Sapasaglam adimimi attigim o caddeden bir cürük olarak cikmayi sanki ben mi istedim
O patlama ezkaza beni öldürmedi diye ben mi suclu oluyordum yani
Nicin benle bir alip veremedikleri vardi
O ölülerin kefaretlerini hayatim boyunca ben mi ödeyecektim
Bu sayfalarin sahibi kanlar icerisinde durmadan aglayip can cekisenleri, kopan bacaginin nerede oldugunu, yaninda yatan, coktan ölmüs olan anne ve babasina soranlari gördü.
Onlar caresizdiler ve ölüm kokusunun hükümranligina coktan boyun egmistiler.
Sahi, yasayanlar bilir mi ölüm kokusunu
Bilemezler, cünkü bu koku, ölülere ve ölümün kiyisindan son anda dönenlere mahsustur.

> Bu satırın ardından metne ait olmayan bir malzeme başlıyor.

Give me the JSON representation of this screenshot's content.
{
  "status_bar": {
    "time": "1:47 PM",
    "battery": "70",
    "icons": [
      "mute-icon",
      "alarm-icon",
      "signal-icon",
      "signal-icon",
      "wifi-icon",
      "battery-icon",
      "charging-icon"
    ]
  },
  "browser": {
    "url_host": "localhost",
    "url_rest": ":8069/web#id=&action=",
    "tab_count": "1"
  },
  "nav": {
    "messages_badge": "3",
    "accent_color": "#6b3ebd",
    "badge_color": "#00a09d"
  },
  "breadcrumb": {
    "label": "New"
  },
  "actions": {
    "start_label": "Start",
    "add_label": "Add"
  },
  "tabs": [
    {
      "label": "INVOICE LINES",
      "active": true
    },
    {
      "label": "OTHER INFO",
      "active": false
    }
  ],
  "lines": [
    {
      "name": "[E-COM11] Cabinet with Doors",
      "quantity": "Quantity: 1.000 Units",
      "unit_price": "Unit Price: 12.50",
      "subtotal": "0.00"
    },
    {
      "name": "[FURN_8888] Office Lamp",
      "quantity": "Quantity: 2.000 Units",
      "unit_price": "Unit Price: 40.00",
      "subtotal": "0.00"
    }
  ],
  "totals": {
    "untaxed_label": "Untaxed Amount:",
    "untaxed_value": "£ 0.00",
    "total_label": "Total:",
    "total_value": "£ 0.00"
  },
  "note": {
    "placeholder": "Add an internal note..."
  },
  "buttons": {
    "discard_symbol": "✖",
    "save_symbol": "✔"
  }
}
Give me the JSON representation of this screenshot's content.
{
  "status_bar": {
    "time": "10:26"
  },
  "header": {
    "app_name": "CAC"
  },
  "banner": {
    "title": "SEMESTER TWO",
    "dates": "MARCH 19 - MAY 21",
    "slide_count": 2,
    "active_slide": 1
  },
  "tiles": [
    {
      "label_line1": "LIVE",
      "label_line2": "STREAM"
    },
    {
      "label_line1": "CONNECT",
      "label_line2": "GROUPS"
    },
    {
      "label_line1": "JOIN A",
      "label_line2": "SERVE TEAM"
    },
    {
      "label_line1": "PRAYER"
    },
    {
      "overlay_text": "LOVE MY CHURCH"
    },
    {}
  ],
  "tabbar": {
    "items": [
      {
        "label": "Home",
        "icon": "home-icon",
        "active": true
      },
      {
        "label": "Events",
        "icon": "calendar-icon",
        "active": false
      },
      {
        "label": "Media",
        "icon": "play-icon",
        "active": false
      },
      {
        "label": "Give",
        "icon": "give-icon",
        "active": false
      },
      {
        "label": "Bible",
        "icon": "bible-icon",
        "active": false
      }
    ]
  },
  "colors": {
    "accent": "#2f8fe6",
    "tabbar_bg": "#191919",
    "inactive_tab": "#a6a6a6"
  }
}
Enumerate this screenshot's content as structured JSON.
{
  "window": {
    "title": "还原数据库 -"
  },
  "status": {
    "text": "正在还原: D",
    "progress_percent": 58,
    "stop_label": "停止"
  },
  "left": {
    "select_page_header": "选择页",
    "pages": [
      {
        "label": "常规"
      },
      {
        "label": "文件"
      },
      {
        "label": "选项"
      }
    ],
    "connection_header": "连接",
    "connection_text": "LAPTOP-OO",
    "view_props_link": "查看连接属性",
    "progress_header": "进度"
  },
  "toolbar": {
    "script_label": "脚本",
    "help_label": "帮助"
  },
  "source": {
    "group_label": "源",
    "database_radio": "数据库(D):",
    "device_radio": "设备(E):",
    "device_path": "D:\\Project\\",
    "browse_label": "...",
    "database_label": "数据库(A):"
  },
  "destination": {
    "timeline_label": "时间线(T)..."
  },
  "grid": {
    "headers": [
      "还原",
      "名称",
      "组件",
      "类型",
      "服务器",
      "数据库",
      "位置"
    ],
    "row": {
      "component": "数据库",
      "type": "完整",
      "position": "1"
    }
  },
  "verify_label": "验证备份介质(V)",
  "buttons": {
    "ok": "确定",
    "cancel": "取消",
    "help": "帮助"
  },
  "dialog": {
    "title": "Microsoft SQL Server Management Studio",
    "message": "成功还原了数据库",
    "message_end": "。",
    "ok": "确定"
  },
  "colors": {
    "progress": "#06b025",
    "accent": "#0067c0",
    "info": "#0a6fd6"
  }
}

Ölüm kokusu; barut ve tinere bulanmis cig et gibi kokar ve Zülküf Hidar, o kokuyu bir kere icine cekmis olmasina ragmen hic unutamaz. O kokuyu hatirladigi vakitler aglar. Düskünler Yurdundaki kücücük yatagina siner ve o kokuyu unutmak icin elinden geleni yapar, fakat biliyordur ki o koku ölünceye kadar pesini birakmayacaktir, cünkü kurtulus yoktur.